Set a couple of months after 9/11, and narrated by a young woman who was actually in one of the towers that fell, The Gallery Assistant is both an art world murder mystery and a novel about navigating a post-traumatic world.

The titular gallery assistant, Chloe Harlow, works for a family-owned art gallery in the Upper East Side. She wakes up one morning with hazy memories of having gone to a party the night before, but no idea how the night ended and how she got home. She learns the answer to the first question when she gets to work: the gallery’s hot new artist Inga Beck has just been found dead, and Chloe may have been the last person to see her alive. As Chloe struggles to piece together what happened that evening, she learns things that makes her wonder who she can trust.

This is a pretty good thriller. I enjoyed getting a glimpse into the fancy art world in NYC, and I was drawn into the mystery of who wanted Inga dead and why.
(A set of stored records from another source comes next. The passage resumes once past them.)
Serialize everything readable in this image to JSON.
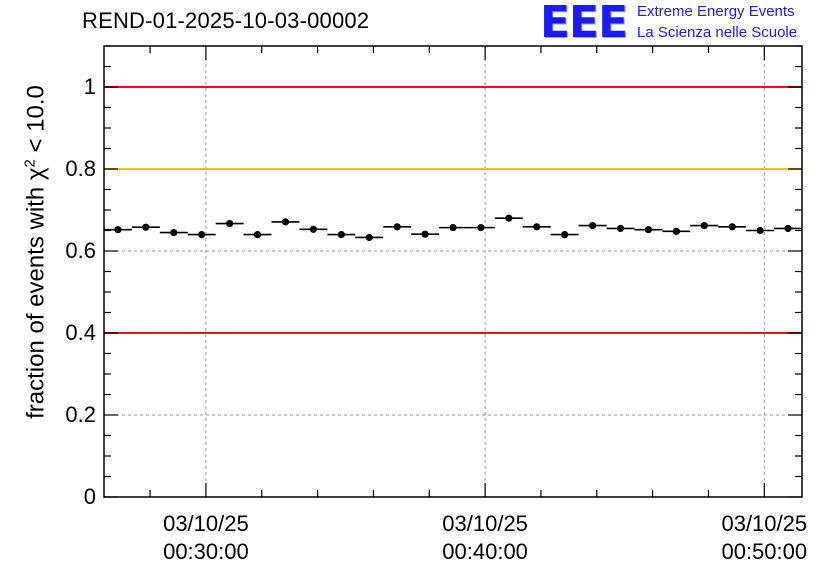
{
  "title": "REND-01-2025-10-03-00002",
  "logo": {
    "mark": "EEE",
    "line1": "Extreme Energy Events",
    "line2": "La Scienza nelle Scuole"
  },
  "colors": {
    "red_line": "#e0161b",
    "yellow_line": "#ffc000",
    "grid": "#9a9a9a",
    "marker": "#000000"
  },
  "chart_data": {
    "type": "scatter",
    "title": "REND-01-2025-10-03-00002",
    "ylabel_prefix": "fraction of events with",
    "ylabel_symbol": "χ",
    "ylabel_sup": "2",
    "ylabel_suffix": "< 10.0",
    "xlabel": "",
    "xlim_min": [
      26.35,
      51.35
    ],
    "ylim": [
      0,
      1.1
    ],
    "yticks": [
      {
        "value": 0,
        "label": "0"
      },
      {
        "value": 0.2,
        "label": "0.2"
      },
      {
        "value": 0.4,
        "label": "0.4"
      },
      {
        "value": 0.6,
        "label": "0.6"
      },
      {
        "value": 0.8,
        "label": "0.8"
      },
      {
        "value": 1,
        "label": "1"
      }
    ],
    "xticks": [
      {
        "value": 30,
        "date": "03/10/25",
        "time": "00:30:00"
      },
      {
        "value": 40,
        "date": "03/10/25",
        "time": "00:40:00"
      },
      {
        "value": 50,
        "date": "03/10/25",
        "time": "00:50:00"
      }
    ],
    "reference_lines": [
      {
        "value": 1.0,
        "color": "red"
      },
      {
        "value": 0.8,
        "color": "yellow"
      },
      {
        "value": 0.4,
        "color": "red"
      }
    ],
    "grid": true,
    "bin_width_min": 1.0,
    "series": [
      {
        "name": "fraction",
        "x": [
          26.85,
          27.85,
          28.85,
          29.85,
          30.85,
          31.85,
          32.85,
          33.85,
          34.85,
          35.85,
          36.85,
          37.85,
          38.85,
          39.85,
          40.85,
          41.85,
          42.85,
          43.85,
          44.85,
          45.85,
          46.85,
          47.85,
          48.85,
          49.85,
          50.85
        ],
        "y": [
          0.652,
          0.658,
          0.645,
          0.64,
          0.667,
          0.64,
          0.671,
          0.653,
          0.64,
          0.633,
          0.659,
          0.641,
          0.657,
          0.657,
          0.68,
          0.659,
          0.64,
          0.662,
          0.655,
          0.652,
          0.648,
          0.662,
          0.659,
          0.65,
          0.655
        ],
        "yerr": [
          0.004,
          0.004,
          0.004,
          0.004,
          0.004,
          0.004,
          0.004,
          0.004,
          0.004,
          0.004,
          0.004,
          0.004,
          0.004,
          0.004,
          0.004,
          0.004,
          0.004,
          0.004,
          0.004,
          0.004,
          0.004,
          0.004,
          0.004,
          0.004,
          0.004
        ]
      }
    ]
  }
}
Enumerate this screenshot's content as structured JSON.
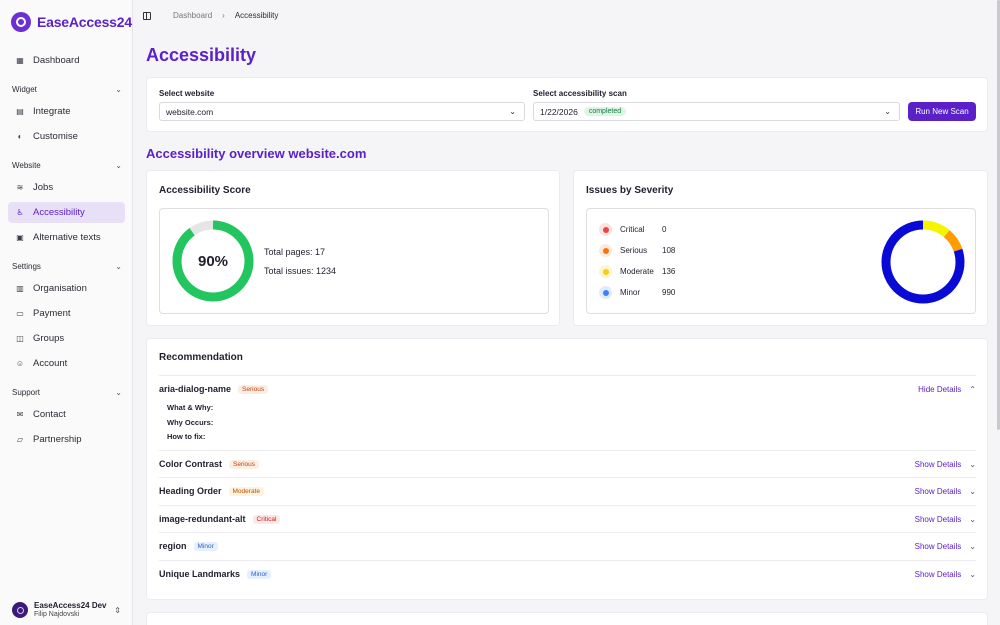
{
  "brand": {
    "name": "EaseAccess24"
  },
  "nav": {
    "dashboard": "Dashboard",
    "widget_section": "Widget",
    "integrate": "Integrate",
    "customise": "Customise",
    "website_section": "Website",
    "jobs": "Jobs",
    "accessibility": "Accessibility",
    "alt_texts": "Alternative texts",
    "settings_section": "Settings",
    "organisation": "Organisation",
    "payment": "Payment",
    "groups": "Groups",
    "account": "Account",
    "support_section": "Support",
    "contact": "Contact",
    "partnership": "Partnership"
  },
  "user": {
    "name": "EaseAccess24 Dev",
    "sub": "Filip Najdovski"
  },
  "breadcrumb": {
    "parent": "Dashboard",
    "separator": "›",
    "current": "Accessibility"
  },
  "page": {
    "title": "Accessibility",
    "overview_title": "Accessibility overview website.com"
  },
  "selectors": {
    "website_label": "Select website",
    "website_value": "website.com",
    "scan_label": "Select accessibility scan",
    "scan_value": "1/22/2026",
    "scan_status": "completed",
    "run_button": "Run New Scan"
  },
  "score": {
    "title": "Accessibility Score",
    "percent_label": "90%",
    "percent": 90,
    "pages_text": "Total pages: 17",
    "issues_text": "Total issues: 1234",
    "color": "#22c55e",
    "track_color": "#e5e5e5"
  },
  "severity": {
    "title": "Issues by Severity",
    "items": [
      {
        "name": "Critical",
        "count": 0,
        "color": "#ef4444",
        "bg": "#fde2e2"
      },
      {
        "name": "Serious",
        "count": 108,
        "color": "#f97316",
        "bg": "#feeadb"
      },
      {
        "name": "Moderate",
        "count": 136,
        "color": "#facc15",
        "bg": "#fdf5d0"
      },
      {
        "name": "Minor",
        "count": 990,
        "color": "#3b82f6",
        "bg": "#e0ebfd"
      }
    ],
    "donut_colors": {
      "minor": "#0a0ad6",
      "moderate": "#f5f500",
      "serious": "#ff9d00"
    }
  },
  "recommendations": {
    "title": "Recommendation",
    "items": [
      {
        "name": "aria-dialog-name",
        "severity": "Serious",
        "toggle": "Hide Details",
        "expanded": true
      },
      {
        "name": "Color Contrast",
        "severity": "Serious",
        "toggle": "Show Details",
        "expanded": false
      },
      {
        "name": "Heading Order",
        "severity": "Moderate",
        "toggle": "Show Details",
        "expanded": false
      },
      {
        "name": "image-redundant-alt",
        "severity": "Critical",
        "toggle": "Show Details",
        "expanded": false
      },
      {
        "name": "region",
        "severity": "Minor",
        "toggle": "Show Details",
        "expanded": false
      },
      {
        "name": "Unique Landmarks",
        "severity": "Minor",
        "toggle": "Show Details",
        "expanded": false
      }
    ],
    "details": {
      "what_why": "What & Why:",
      "why_occurs": "Why Occurs:",
      "how_to_fix": "How to fix:"
    }
  }
}
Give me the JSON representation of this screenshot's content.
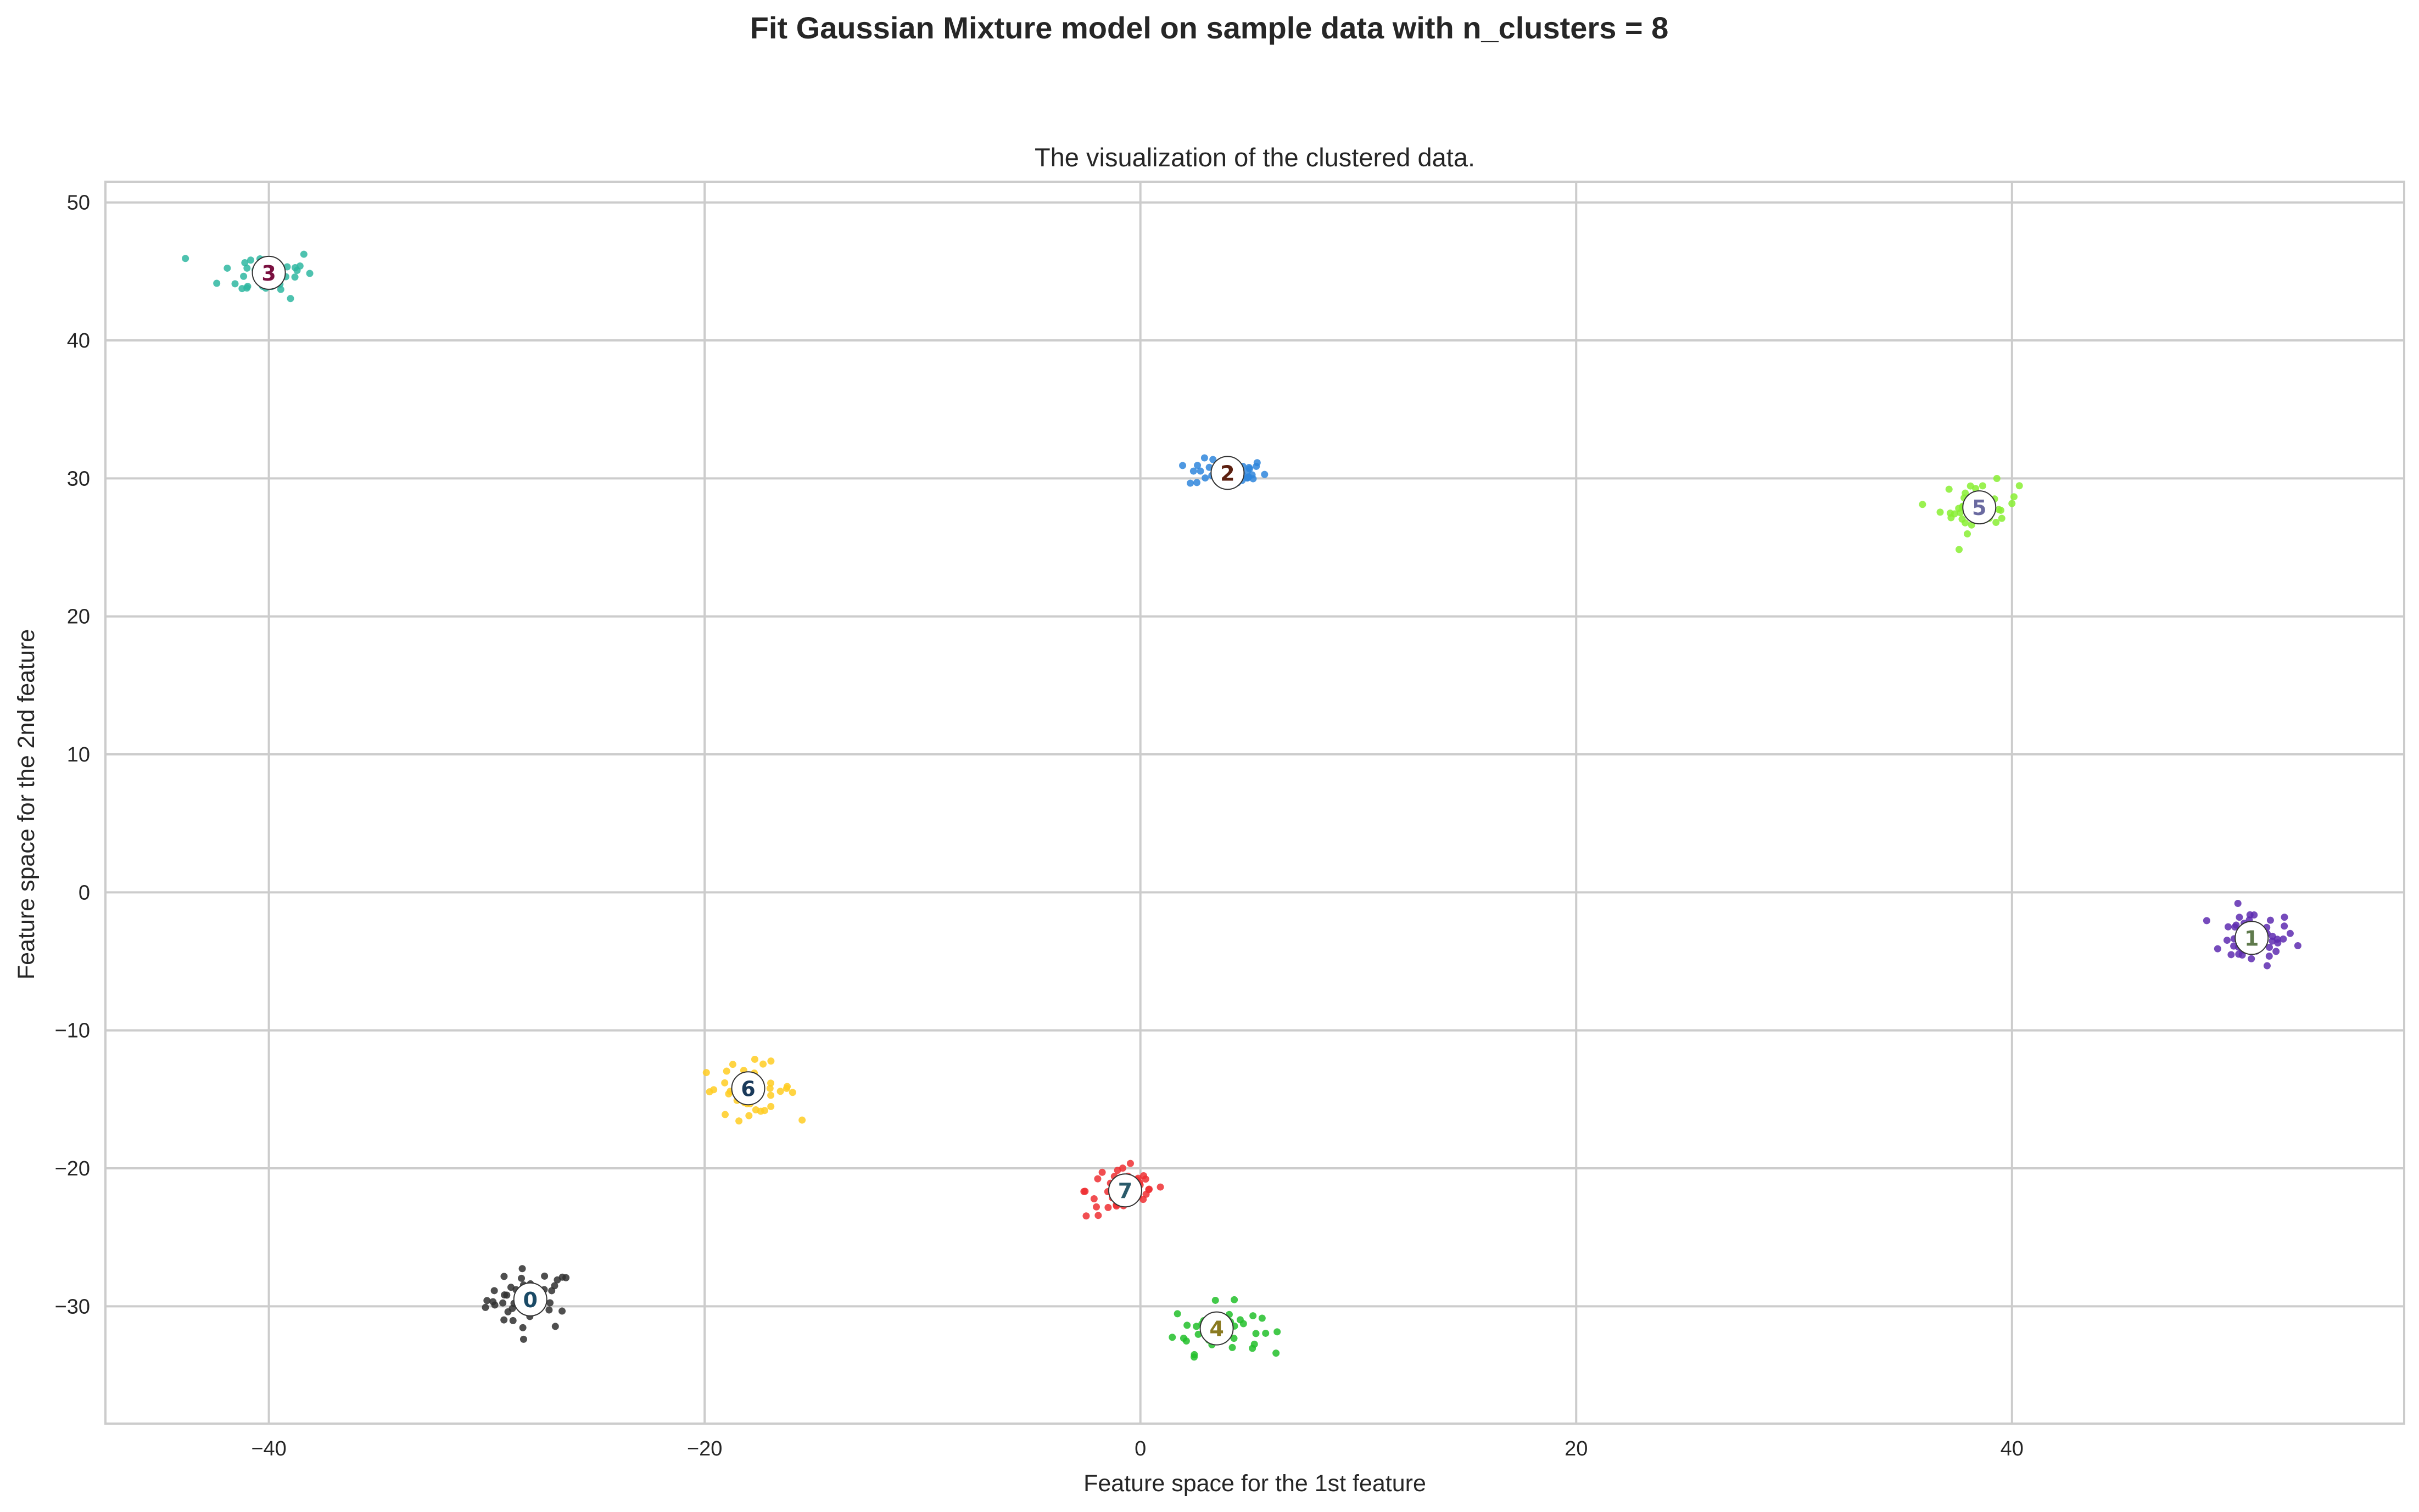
{
  "chart_data": {
    "type": "scatter",
    "suptitle": "Fit Gaussian Mixture model on sample data with n_clusters = 8",
    "title": "The visualization of the clustered data.",
    "xlabel": "Feature space for the 1st feature",
    "ylabel": "Feature space for the 2nd feature",
    "xlim": [
      -47.5,
      58
    ],
    "ylim": [
      -38.5,
      51.5
    ],
    "xticks": [
      -40,
      -20,
      0,
      20,
      40
    ],
    "yticks": [
      -30,
      -20,
      -10,
      0,
      10,
      20,
      30,
      40,
      50
    ],
    "xtick_labels": [
      "−40",
      "−20",
      "0",
      "20",
      "40"
    ],
    "ytick_labels": [
      "−30",
      "−20",
      "−10",
      "0",
      "10",
      "20",
      "30",
      "40",
      "50"
    ],
    "grid": true,
    "clusters": [
      {
        "label": "0",
        "center": [
          -28,
          -29.5
        ],
        "spread": [
          1.0,
          1.1
        ],
        "color": "#303030",
        "label_color": "#1a4a66"
      },
      {
        "label": "1",
        "center": [
          51,
          -3.3
        ],
        "spread": [
          1.0,
          1.0
        ],
        "color": "#5e2bb0",
        "label_color": "#5f7a4c"
      },
      {
        "label": "2",
        "center": [
          4,
          30.4
        ],
        "spread": [
          0.9,
          0.5
        ],
        "color": "#2f86dc",
        "label_color": "#5c2010"
      },
      {
        "label": "3",
        "center": [
          -40,
          44.9
        ],
        "spread": [
          1.1,
          0.9
        ],
        "color": "#2fb7a1",
        "label_color": "#7a1040"
      },
      {
        "label": "4",
        "center": [
          3.5,
          -31.6
        ],
        "spread": [
          1.0,
          0.9
        ],
        "color": "#22c02a",
        "label_color": "#8a7a20"
      },
      {
        "label": "5",
        "center": [
          38.5,
          27.9
        ],
        "spread": [
          0.9,
          0.9
        ],
        "color": "#88ee33",
        "label_color": "#6a6aa0"
      },
      {
        "label": "6",
        "center": [
          -18,
          -14.2
        ],
        "spread": [
          1.1,
          0.9
        ],
        "color": "#ffcc22",
        "label_color": "#1a3a5a"
      },
      {
        "label": "7",
        "center": [
          -0.7,
          -21.6
        ],
        "spread": [
          0.9,
          1.0
        ],
        "color": "#ee2f33",
        "label_color": "#2a5a6a"
      }
    ],
    "points_per_cluster": 45
  }
}
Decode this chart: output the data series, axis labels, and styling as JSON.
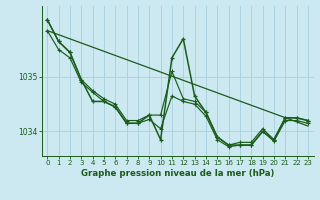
{
  "bg_color": "#cce8f0",
  "grid_color": "#aad4e0",
  "line_color": "#1a5c1a",
  "title": "Graphe pression niveau de la mer (hPa)",
  "xlim": [
    -0.5,
    23.5
  ],
  "ylim": [
    1033.55,
    1036.3
  ],
  "yticks": [
    1034,
    1035
  ],
  "ytick_labels": [
    "1034",
    "1035"
  ],
  "xticks": [
    0,
    1,
    2,
    3,
    4,
    5,
    6,
    7,
    8,
    9,
    10,
    11,
    12,
    13,
    14,
    15,
    16,
    17,
    18,
    19,
    20,
    21,
    22,
    23
  ],
  "series1_y": [
    1036.05,
    1035.65,
    1035.45,
    1034.95,
    1034.75,
    1034.6,
    1034.5,
    1034.2,
    1034.2,
    1034.3,
    1034.3,
    1035.1,
    1034.6,
    1034.55,
    1034.35,
    1033.9,
    1033.75,
    1033.8,
    1033.8,
    1034.05,
    1033.85,
    1034.25,
    1034.25,
    1034.2
  ],
  "series2_y": [
    1035.85,
    1035.5,
    1035.35,
    1034.9,
    1034.72,
    1034.55,
    1034.45,
    1034.15,
    1034.15,
    1034.22,
    1034.05,
    1034.65,
    1034.55,
    1034.5,
    1034.28,
    1033.85,
    1033.72,
    1033.75,
    1033.75,
    1034.0,
    1033.82,
    1034.2,
    1034.2,
    1034.15
  ],
  "series3_x": [
    0,
    1,
    2,
    3,
    4,
    5,
    6,
    7,
    8,
    9,
    10,
    11,
    12,
    13,
    14,
    15,
    16,
    17,
    18,
    19,
    20,
    21,
    22,
    23
  ],
  "series3_y": [
    1036.05,
    1035.65,
    1035.45,
    1034.95,
    1034.55,
    1034.55,
    1034.45,
    1034.15,
    1034.15,
    1034.3,
    1033.85,
    1035.35,
    1035.7,
    1034.65,
    1034.35,
    1033.9,
    1033.75,
    1033.75,
    1033.75,
    1034.0,
    1033.85,
    1034.25,
    1034.25,
    1034.2
  ],
  "trend_x": [
    0,
    23
  ],
  "trend_y": [
    1035.85,
    1034.1
  ]
}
Details like how art auctions work and how much a famous artist’s sketches are worth were fascinating. I also really liked the bit about how anxious the art world was about the state of their market in the wake of 9/11; with everyone so terrified, would they still bid on art? It turns out the answer is yes, which is a relief to the characters, but also could be a commentary on the state of the world. I’m not sure if I’m comforted that rich people can still care about things like art after something like 9/11, or troubled that commercialism can move on so quickly from tragedy.

I also appreciated the little details about what it was like to live in NYC post-9/11. There are a couple of scenes where Chloe’s friend Vik has to deal with racism because of his skin colour. And another scene where a transit delay causes major anxiety for Chloe and other passengers, because, what if it’s another terror attack?

I do feel that a subplot about hidden messages in Inga’s artwork could have been sharpened further. The hidden messages were useful in establishing that Inga knew she was in danger, but I wish the hidden messages actually contained important clues that Chloe had to puzzle out. Apart from one message that put Chloe on the trail of a suspect, the rest were pretty repetitive. Granted, this may be just because I enjoy puzzles in general, so with something as intriguing as hidden messages, I really want more.

The romance also lacked chemistry, and there were references to Chloe sleeping with other characters that just felt kinda random? I’m all for a sex-positive heroine, but this felt more like the literary fiction type of an active sex life, where the encounters feel more empty and perfunctory than pleasurable. The actual romance that develops does play into the plot, but ultimately feels more like a plot device than an actual relationship.

Also, and I admit this is a personal gripe, while I do appreciate the author specifying that Chloe comes home every day to feed the cat even while she’s at her boyfriend’s house for safety reasons, I wish she’d asked the boyfriend earlier on if she could bring the cat over. Being in Chloe’s apartment also puts the cat in danger, and I wish they’d thought more of his safety beyond just being fed.

Overall, this book was pretty good. I appreciated the 9/11 elements, and thought the art world mystery component was interesting. It’s just a quieter, slower-paced novel than I expected, and it quite grip me nor keep me eagerly flipping the pages as much as I’d hoped it would.

+

Thank you to Simon and Schuster Canada for an e-galley of this book in exchange for an honest review.